= James J. Martin (historian) =

American revisionist historian (1916–2004)

James Joseph Martin (1916–2004) was an American historian and author known for espousing Holocaust denial in his works. He is known for his book, American Liberalism and World Politics, 1931–1941 (1964). Fellow Holocaust denier Harry Elmer Barnes called it "unquestionably the most formidable achievement of World War II Revisionism."

==Education==
- University of New Hampshire 1942
- University of Michigan Master's degree in 1945, doctorate in history in 1949

==Teaching==

After a teaching career at Northern Illinois University, San Francisco State College, and Deep Springs College, he took a job teaching at Robert LeFevre's Rampart College, assuming it would be a full-time job. This was not the case as Rampart College was not yet really a college but only a series of workshop/lectures on libertarian political economy. That led to an eventual falling out between Martin and LeFevre when Rampart College went out of business three years after Martin was hired, with Martin charging LeFevre with a breach of his five-year contract.

==Holocaust denial==
Martin, a disciple of Holocaust revisionist Harry Elmer Barnes, "lacked his mentor's prestige and reputation but had important contacts in the libertarian right", according to the historian John P. Jackson Jr. In the 1950s and 1960s, Barnes and Martin corresponded about how to "debunk" the number of six million Jews murdered in the Holocaust.

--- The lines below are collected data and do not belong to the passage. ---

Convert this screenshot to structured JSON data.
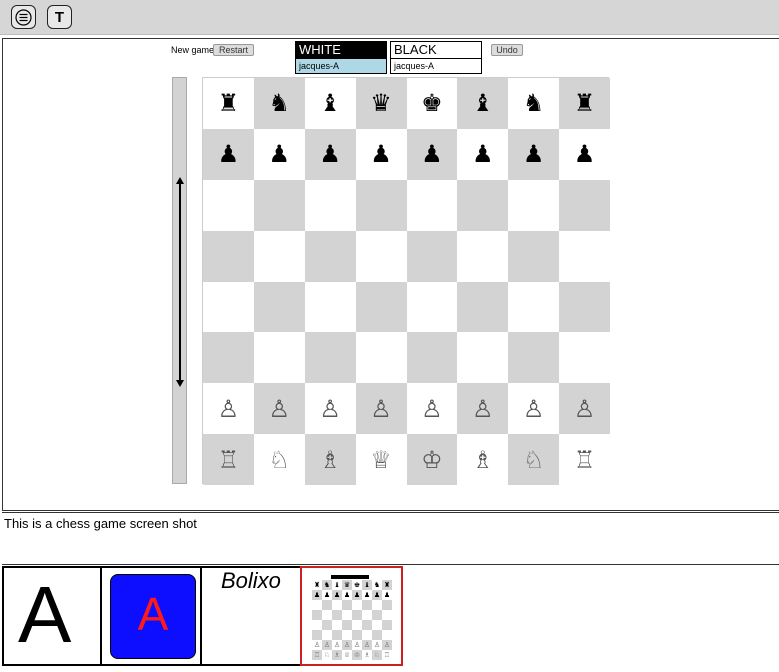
{
  "toolbar": {
    "menu_icon": "hamburger-menu-icon",
    "t_label": "T"
  },
  "controls": {
    "new_game_label": "New game",
    "restart_label": "Restart",
    "undo_label": "Undo"
  },
  "players": {
    "white": {
      "label": "WHITE",
      "user": "jacques-A"
    },
    "black": {
      "label": "BLACK",
      "user": "jacques-A"
    }
  },
  "board": {
    "rows": [
      [
        "♜",
        "♞",
        "♝",
        "♛",
        "♚",
        "♝",
        "♞",
        "♜"
      ],
      [
        "♟",
        "♟",
        "♟",
        "♟",
        "♟",
        "♟",
        "♟",
        "♟"
      ],
      [
        "",
        "",
        "",
        "",
        "",
        "",
        "",
        ""
      ],
      [
        "",
        "",
        "",
        "",
        "",
        "",
        "",
        ""
      ],
      [
        "",
        "",
        "",
        "",
        "",
        "",
        "",
        ""
      ],
      [
        "",
        "",
        "",
        "",
        "",
        "",
        "",
        ""
      ],
      [
        "♙",
        "♙",
        "♙",
        "♙",
        "♙",
        "♙",
        "♙",
        "♙"
      ],
      [
        "♖",
        "♘",
        "♗",
        "♕",
        "♔",
        "♗",
        "♘",
        "♖"
      ]
    ]
  },
  "caption": "This is a chess game screen shot",
  "thumbnails": {
    "a_letter": "A",
    "blue_letter": "A",
    "bolixo_label": "Bolixo"
  },
  "colors": {
    "toolbar_bg": "#d6d6d6",
    "dark_square": "#d3d3d3",
    "light_square": "#ffffff",
    "white_user_bg": "#aed8e6",
    "thumb_blue": "#0d0dff",
    "thumb_red_letter": "#ff1a1a",
    "thumb_selected_border": "#cc1f1f"
  }
}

From 1979, Martin began to associate with the Institute for Historical Review (IHR), a Holocaust denial group, writing for the IHR journal, The Journal of Historical Review. Brian Doherty notes in Radicals for Capitalism: "Martin, in his attempt to adjust standard historical understandings of war and war guilt, shifted into questioning the veracity of standard anti-German atrocity stories, including the standard details of the Holocaust", calls it an "unfortunate shading over into Hitler apologetics", and that Martin stated as early as 1976 "I don't believe that the evidence of a planned extermination of the entire Jewish population of Europe is holding up."

==Works==

=== Books ===
- Men Against the State: The Expositors of Individualist Anarchism in America, 1827–1908. Foreword by Harry Elmer Barnes. Dekalb, Ill.: Adrian Allen Associates (1953). Audiobook.
  - Republished by Ralph Myles (1970), the Ludwig von Mises Institute (2009), and via CreateSpace (2010).
- American Liberalism and World Politics, 1931–1941: Liberalism's Press and Spokesmen on the Road Back to War Between Mukden and Pearl Harbor. (Volumes 1 and 2). Foreword by John Chamberlain. New York: Devin-Adair (1964).
- Revisionist Viewpoints: Essays in a Dissident Historical Tradition. Colorado Springs, Colo.: Ralph Myles (1971).
- Watershed of Empire: Essays on New Deal Foreign Policy, edited with Leonard Liggio. Colorado Springs, Colo.: Ralph Myles (1976).
- The Saga of Hog Island and Other Essays in Inconvenient History. Colorado Springs, Colo.: Ralph Myles (1977).
- Beyond Pearl Harbor: Essays on Some Historical Consequences of the Crisis in the Pacific in 1941. Little Current, ON: Plowshare Press (1981). ISBN 978-0919077027.
- The Man Who Invented 'Genocide': The Public Career and Consequences of Raphael Lemkin. Torrance, Calif.: Institute for Historical Review (1984).
- An American Adventure in Bookburning: In the Style of 1918. Colorado Springs, Colo.: Ralph Myles (1988).

=== Book reviews ===
- Review of National Suicide: Military Aid to the Soviet Union by Antony C. Sutton. Reason, vol. 11, no. 1 (Nov. 1976). Archived from the original.

=== Articles ===
- "A Beginner's Manual for Apprentice Bookburners." Amateur Book Collector, vol. 5, no. 4 (Dec. 1954).